Наташа отрицательно взматывает головой, в глазах ее тоже сверкают слезы.
— Прости, — тихо говорит она. Губы ее дрожат. — Ведь это было не сейчас.
— Я знаю, — Люба опускает голову и закрывается руками. Ее овсяные волосы свешиваются поверх пальцев. — Наташа, скажи: это больно — умереть? Мне так страшно, так страшно.
— Не надо, — Наташа обнимает Любу за плечи и прижимается лицом к ее волосам. — Пожалуйста. У меня совсем никого нет, кроме тебя. Мама… ты видела ее? Она мертва. Она уже давно мертва, еще прежде чем все… Ну я знаю, что тебе больно, плохо, но… с этим можно покончить, ты мне веришь, Любка?

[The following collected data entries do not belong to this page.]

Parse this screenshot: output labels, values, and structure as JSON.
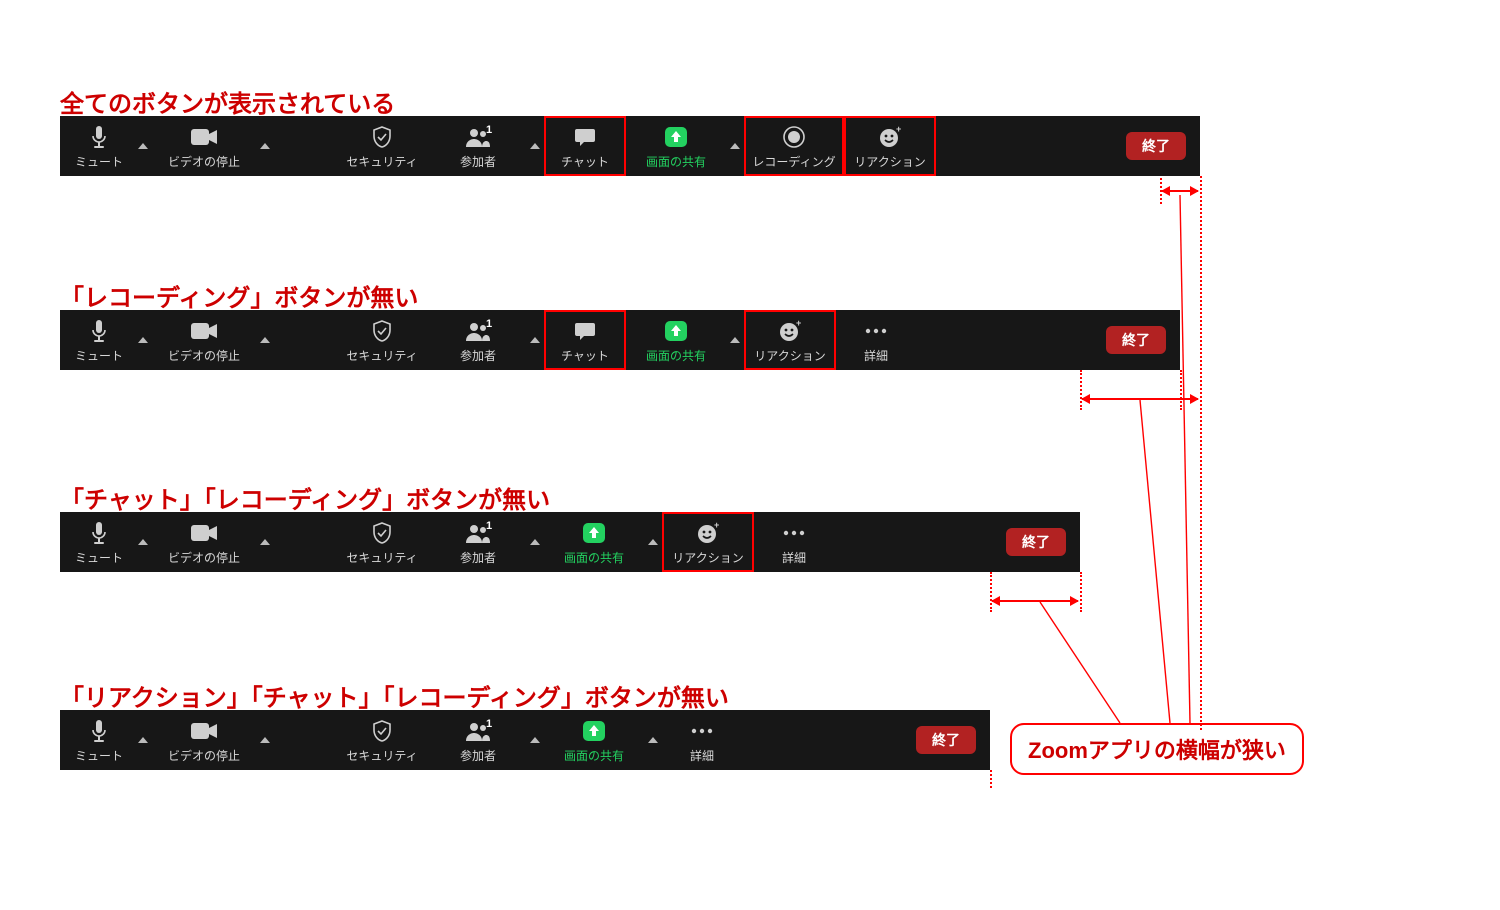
{
  "captions": {
    "c1": "全てのボタンが表示されている",
    "c2": "「レコーディング」ボタンが無い",
    "c3": "「チャット」「レコーディング」ボタンが無い",
    "c4": "「リアクション」「チャット」「レコーディング」ボタンが無い"
  },
  "annotation": {
    "box": "Zoomアプリの横幅が狭い"
  },
  "buttons": {
    "mute": "ミュート",
    "video_stop": "ビデオの停止",
    "security": "セキュリティ",
    "participants": "参加者",
    "participants_count": "1",
    "chat": "チャット",
    "share": "画面の共有",
    "record": "レコーディング",
    "reaction": "リアクション",
    "more": "詳細",
    "end": "終了"
  }
}
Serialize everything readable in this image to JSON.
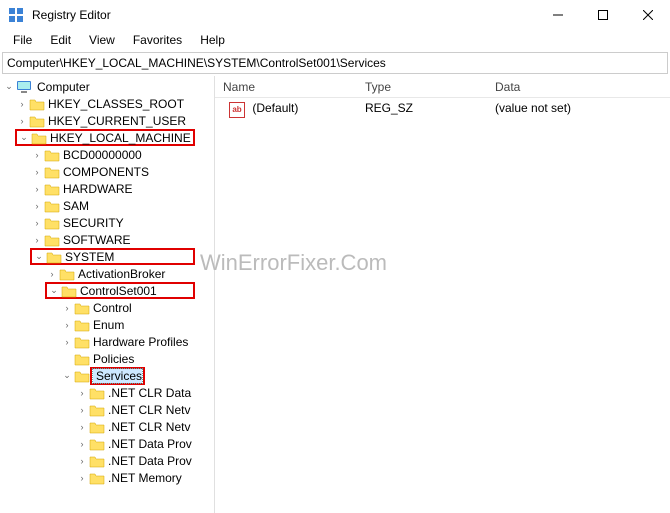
{
  "title": "Registry Editor",
  "menu": {
    "file": "File",
    "edit": "Edit",
    "view": "View",
    "favorites": "Favorites",
    "help": "Help"
  },
  "address": "Computer\\HKEY_LOCAL_MACHINE\\SYSTEM\\ControlSet001\\Services",
  "columns": {
    "name": "Name",
    "type": "Type",
    "data": "Data"
  },
  "value_row": {
    "name": "(Default)",
    "type": "REG_SZ",
    "data": "(value not set)",
    "icon_text": "ab"
  },
  "tree": {
    "computer": "Computer",
    "hkcr": "HKEY_CLASSES_ROOT",
    "hkcu": "HKEY_CURRENT_USER",
    "hklm": "HKEY_LOCAL_MACHINE",
    "bcd": "BCD00000000",
    "components": "COMPONENTS",
    "hardware": "HARDWARE",
    "sam": "SAM",
    "security": "SECURITY",
    "software": "SOFTWARE",
    "system": "SYSTEM",
    "activationbroker": "ActivationBroker",
    "controlset001": "ControlSet001",
    "control": "Control",
    "enum": "Enum",
    "hwprofiles": "Hardware Profiles",
    "policies": "Policies",
    "services": "Services",
    "netclrdata": ".NET CLR Data",
    "netclrnetv1": ".NET CLR Netv",
    "netclrnetv2": ".NET CLR Netv",
    "netdataprov1": ".NET Data Prov",
    "netdataprov2": ".NET Data Prov",
    "netmemory": ".NET Memory"
  },
  "watermark": "WinErrorFixer.Com"
}
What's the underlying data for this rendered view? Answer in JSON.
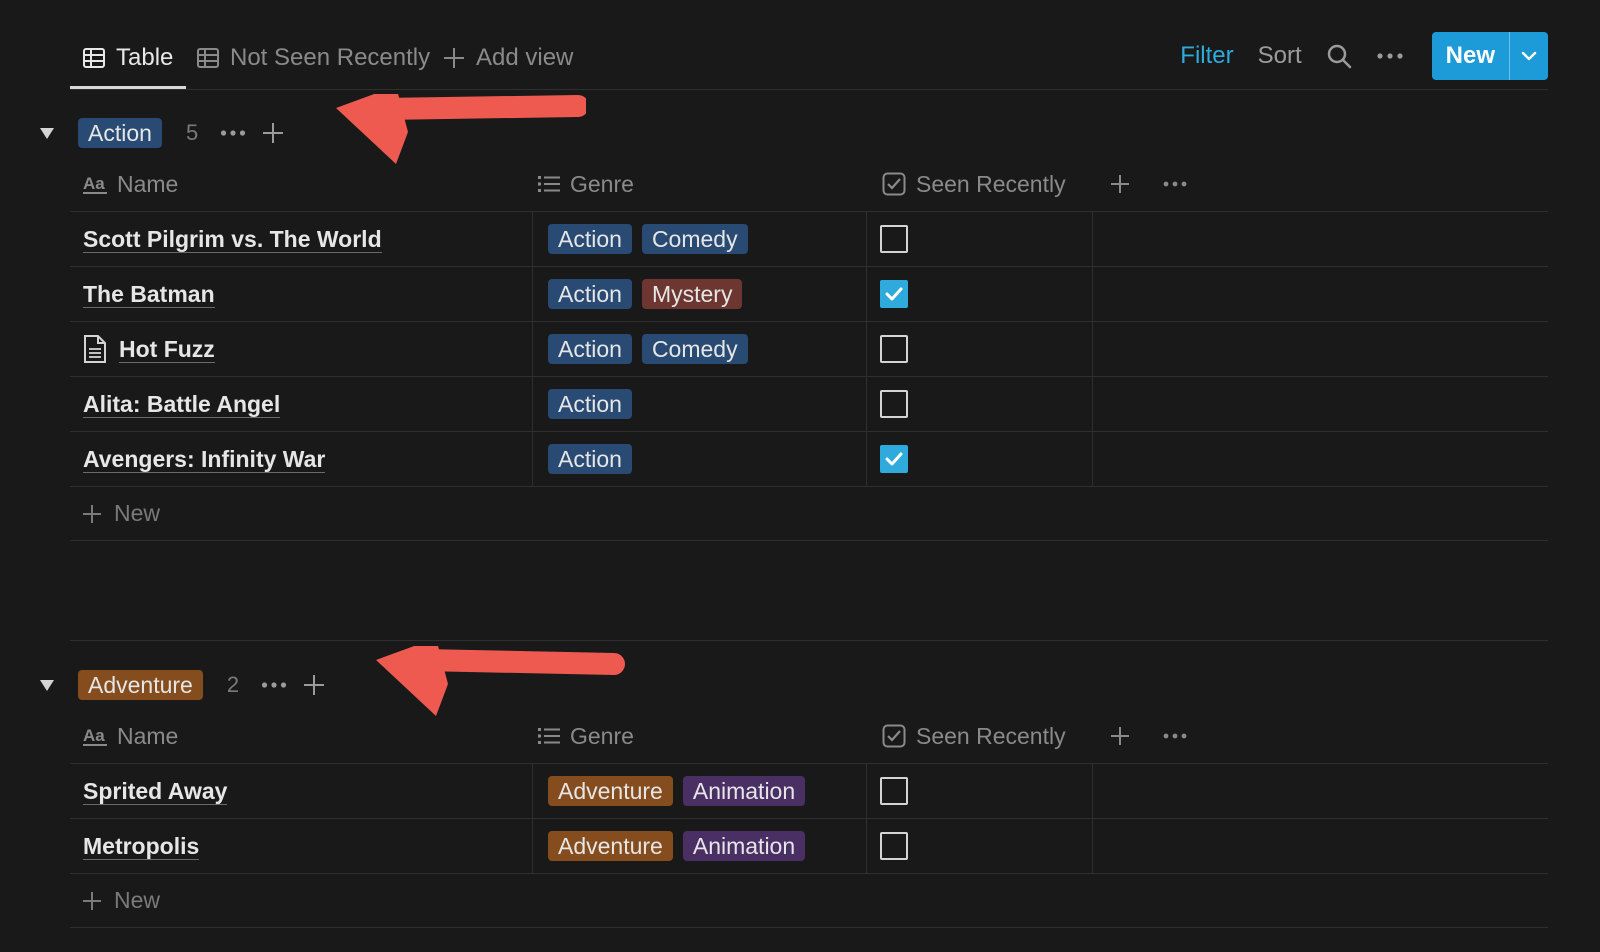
{
  "tabs": [
    {
      "label": "Table",
      "icon": "table-icon",
      "active": true
    },
    {
      "label": "Not Seen Recently",
      "icon": "table-icon",
      "active": false
    },
    {
      "label": "Add view",
      "icon": "plus-icon",
      "active": false
    }
  ],
  "toolbar": {
    "filter_label": "Filter",
    "sort_label": "Sort",
    "new_label": "New"
  },
  "columns": {
    "name": "Name",
    "genre": "Genre",
    "seen": "Seen Recently"
  },
  "colors": {
    "action": "#284a73",
    "comedy": "#284a73",
    "mystery": "#6e3630",
    "adventure": "#854c1d",
    "animation": "#492f64",
    "accent": "#2eaadc",
    "arrow": "#ee5a4f"
  },
  "groups": [
    {
      "label": "Action",
      "count": "5",
      "rows": [
        {
          "name": "Scott Pilgrim vs. The World",
          "genres": [
            "Action",
            "Comedy"
          ],
          "seen": false
        },
        {
          "name": "The Batman",
          "genres": [
            "Action",
            "Mystery"
          ],
          "seen": true
        },
        {
          "name": "Hot Fuzz",
          "genres": [
            "Action",
            "Comedy"
          ],
          "seen": false,
          "icon": "page-icon"
        },
        {
          "name": "Alita: Battle Angel",
          "genres": [
            "Action"
          ],
          "seen": false
        },
        {
          "name": "Avengers: Infinity War",
          "genres": [
            "Action"
          ],
          "seen": true
        }
      ],
      "new_label": "New"
    },
    {
      "label": "Adventure",
      "count": "2",
      "rows": [
        {
          "name": "Sprited Away",
          "genres": [
            "Adventure",
            "Animation"
          ],
          "seen": false
        },
        {
          "name": "Metropolis",
          "genres": [
            "Adventure",
            "Animation"
          ],
          "seen": false
        }
      ],
      "new_label": "New"
    }
  ]
}
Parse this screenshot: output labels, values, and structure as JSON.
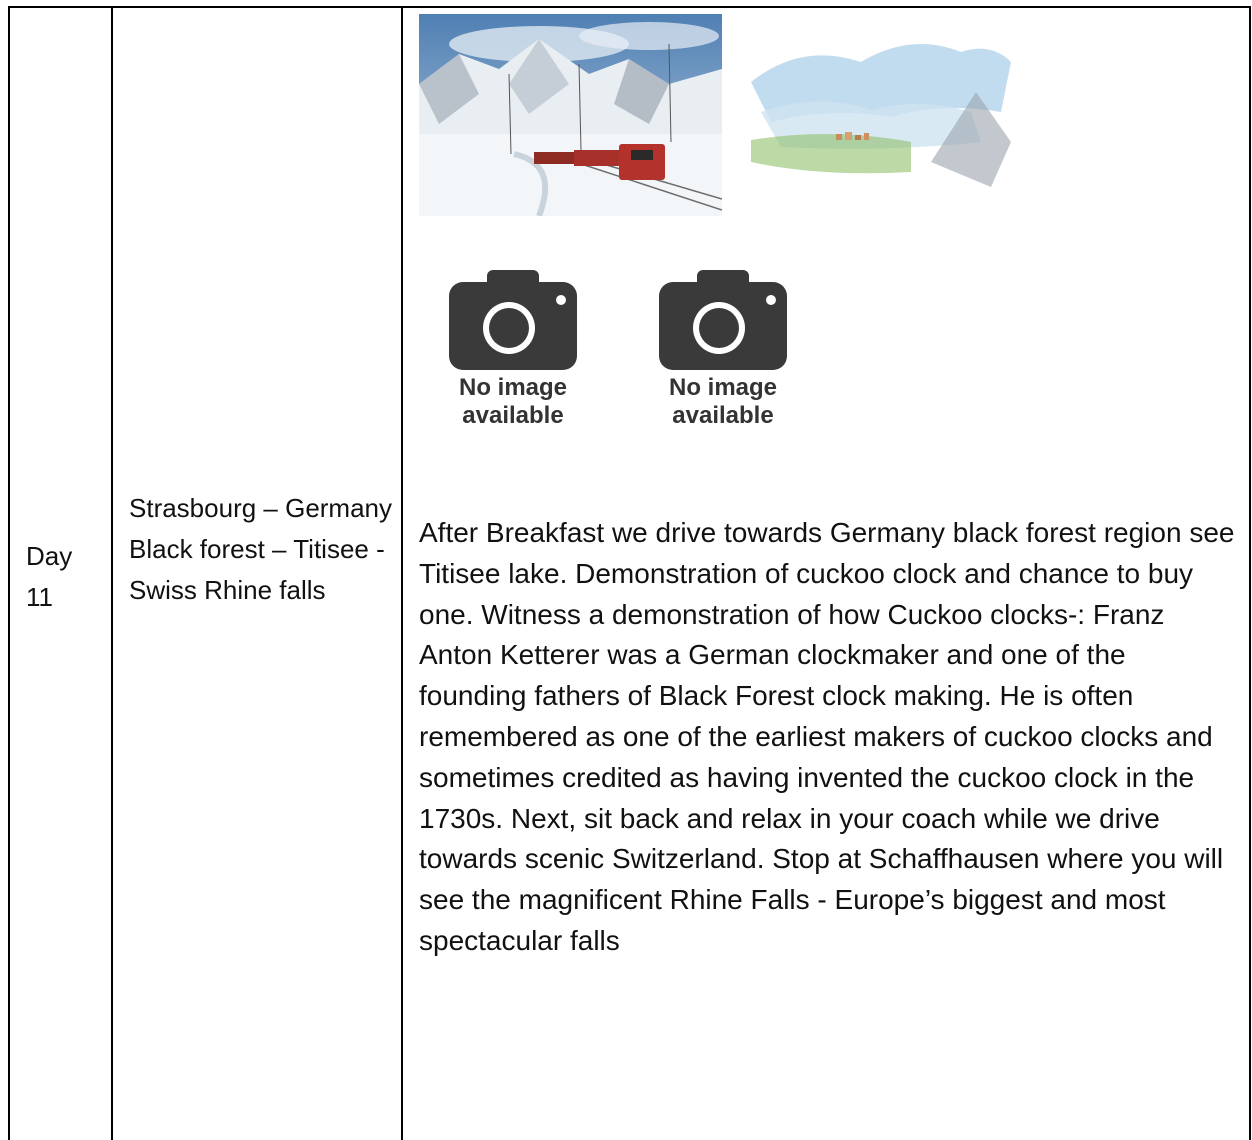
{
  "row": {
    "day": "Day 11",
    "route": "Strasbourg – Germany Black forest – Titisee - Swiss Rhine falls",
    "placeholder_text": "No image available",
    "description": "After Breakfast we drive towards Germany black forest region see Titisee lake. Demonstration of cuckoo clock and chance to buy one. Witness a demonstration of how Cuckoo clocks-: Franz Anton Ketterer was a German clockmaker and one of the founding fathers of Black Forest clock making. He is often remembered as one of the earliest makers of cuckoo clocks and sometimes credited as having invented the cuckoo clock in the 1730s. Next, sit back and relax in your coach while we drive towards scenic Switzerland. Stop at Schaffhausen where you will see the magnificent Rhine Falls - Europe’s biggest and most spectacular falls"
  },
  "images": {
    "photo_icon": "train-in-snowy-mountains-photo",
    "illustration_icon": "watercolor-landscape-illustration",
    "placeholder_icon": "camera-icon"
  },
  "colors": {
    "border": "#000000",
    "camera": "#3a3a3a",
    "text": "#111111"
  }
}
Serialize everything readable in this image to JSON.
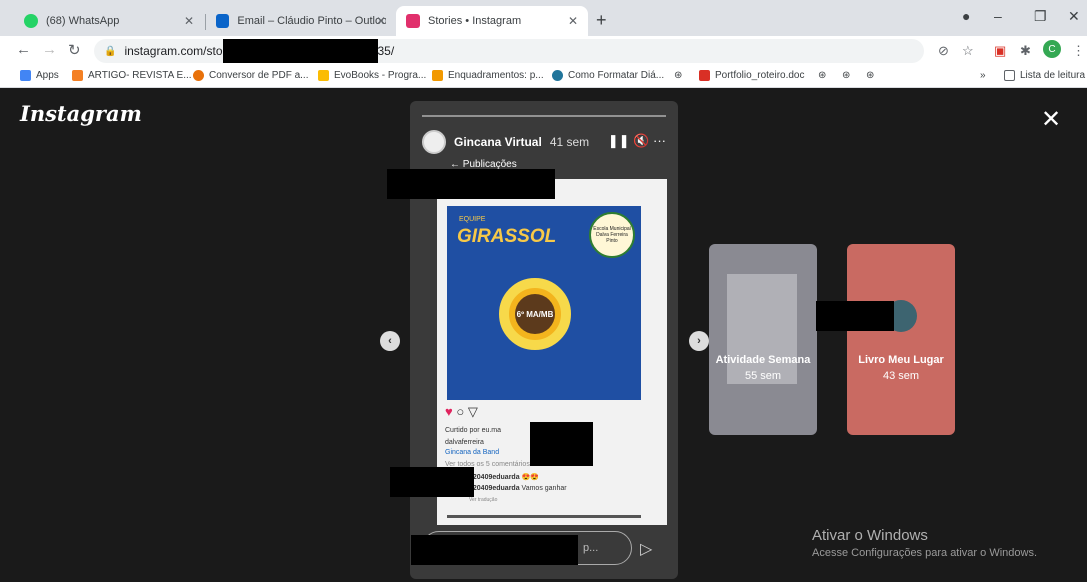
{
  "browser": {
    "tabs": [
      {
        "label": "(68) WhatsApp"
      },
      {
        "label": "Email – Cláudio Pinto – Outlook"
      },
      {
        "label": "Stories • Instagram"
      }
    ],
    "url_prefix": "instagram.com/sto",
    "url_suffix": "35/",
    "bookmarks": [
      {
        "label": "Apps"
      },
      {
        "label": "ARTIGO- REVISTA E..."
      },
      {
        "label": "Conversor de PDF a..."
      },
      {
        "label": "EvoBooks - Progra..."
      },
      {
        "label": "Enquadramentos: p..."
      },
      {
        "label": "Como Formatar Diá..."
      },
      {
        "label": "Portfolio_roteiro.doc"
      }
    ],
    "reading_list": "Lista de leitura",
    "more_bookmarks": "»",
    "profile_initial": "C"
  },
  "page": {
    "logo": "Instagram",
    "close": "✕",
    "story": {
      "account": "Gincana Virtual",
      "time": "41 sem",
      "publications_label": "Publicações",
      "team_label": "EQUIPE",
      "team_name": "GIRASSOL",
      "class_label": "6º MA/MB",
      "school_seal": "Escola Municipal Dalva Ferreira Pinto",
      "liked_by": "Curtido por eu.ma",
      "caption_user": "dalvaferreira",
      "caption_text": "Gincana da Band",
      "view_comments": "Ver todos os 5 comentários",
      "comment1_user": "120409eduarda",
      "comment1_text": "😍😍",
      "comment2_user": "120409eduarda",
      "comment2_text": "Vamos ganhar",
      "see_translation": "Ver tradução",
      "reply_placeholder": "p..."
    },
    "next_stories": [
      {
        "title": "Atividade Semana",
        "time": "55 sem"
      },
      {
        "title": "Livro Meu Lugar",
        "time": "43 sem"
      }
    ],
    "windows_activation": {
      "title": "Ativar o Windows",
      "subtitle": "Acesse Configurações para ativar o Windows."
    }
  }
}
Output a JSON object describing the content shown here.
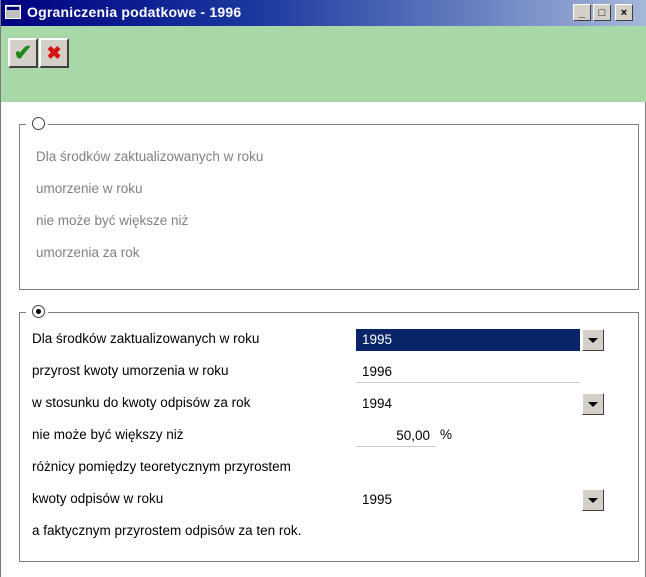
{
  "window": {
    "title": "Ograniczenia podatkowe - 1996"
  },
  "titlebar_buttons": {
    "minimize": "_",
    "maximize": "□",
    "close": "×"
  },
  "toolbar": {
    "accept_glyph": "✔",
    "cancel_glyph": "✖",
    "accept_color": "#1a8a1a",
    "cancel_color": "#d81010"
  },
  "option1": {
    "selected": false,
    "lines": [
      "Dla środków zaktualizowanych w roku",
      "umorzenie w roku",
      "nie może być większe niż",
      "umorzenia za rok"
    ]
  },
  "option2": {
    "selected": true,
    "row1_label": "Dla środków zaktualizowanych w roku",
    "row1_value": "1995",
    "row2_label": "przyrost kwoty umorzenia w roku",
    "row2_value": "1996",
    "row3_label": "w stosunku do kwoty odpisów za rok",
    "row3_value": "1994",
    "row4_label": "nie może być większy niż",
    "row4_value": "50,00",
    "row4_unit": "%",
    "row5_label": "różnicy pomiędzy teoretycznym przyrostem",
    "row6_label": "kwoty odpisów w roku",
    "row6_value": "1995",
    "row7_label": "a faktycznym przyrostem odpisów za ten rok."
  }
}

— Нет. С этим нельзя покончить. Никогда, — спина Любы дрожит. — Мне кажется, это было раньше, чем я родилась.
— Пусть. Но это можно убить.
— Что?
— На краю бездны это можно убить, я точно знаю.
— На краю чего?
— Бездны. Не спрашивай меня, где это. Но мы найдем. Ты слышишь, Любка? Что может помешать нам, если проклятие хуже самой смерти?
Люба чует колючую полоску сигаретного дыма, это значит, что Обезьяна вернулась и села рядом. Выпрямившись, Люба убирает руки от лица, стараясь придать ему неподвижность. Но нижняя губа все равно бесконтрольно подергивается.
— Ну вот и хорошо, — Наташа отстраняется от Любы и роется в сумке. Нащупав книгу, она заглядывает внутрь, чтобы убедиться, что это действительно она. Обезьяна молча курит, скрестив ноги и сгорбившись, как щуплая старушка. Ирина по прозвищу Ветка разглядывает свои ногти.
— Так это была одна из них? — спрашивает Люба.
— Похоже, — отвечает Наташа и застегивает сумку на молнию. — Нам пора.
— Я думала, она… убьет.
— Они ищут меня, — тихо и уверенно говорит Наташа. — Может быть, они хотели, чтобы ты привела их ко мне.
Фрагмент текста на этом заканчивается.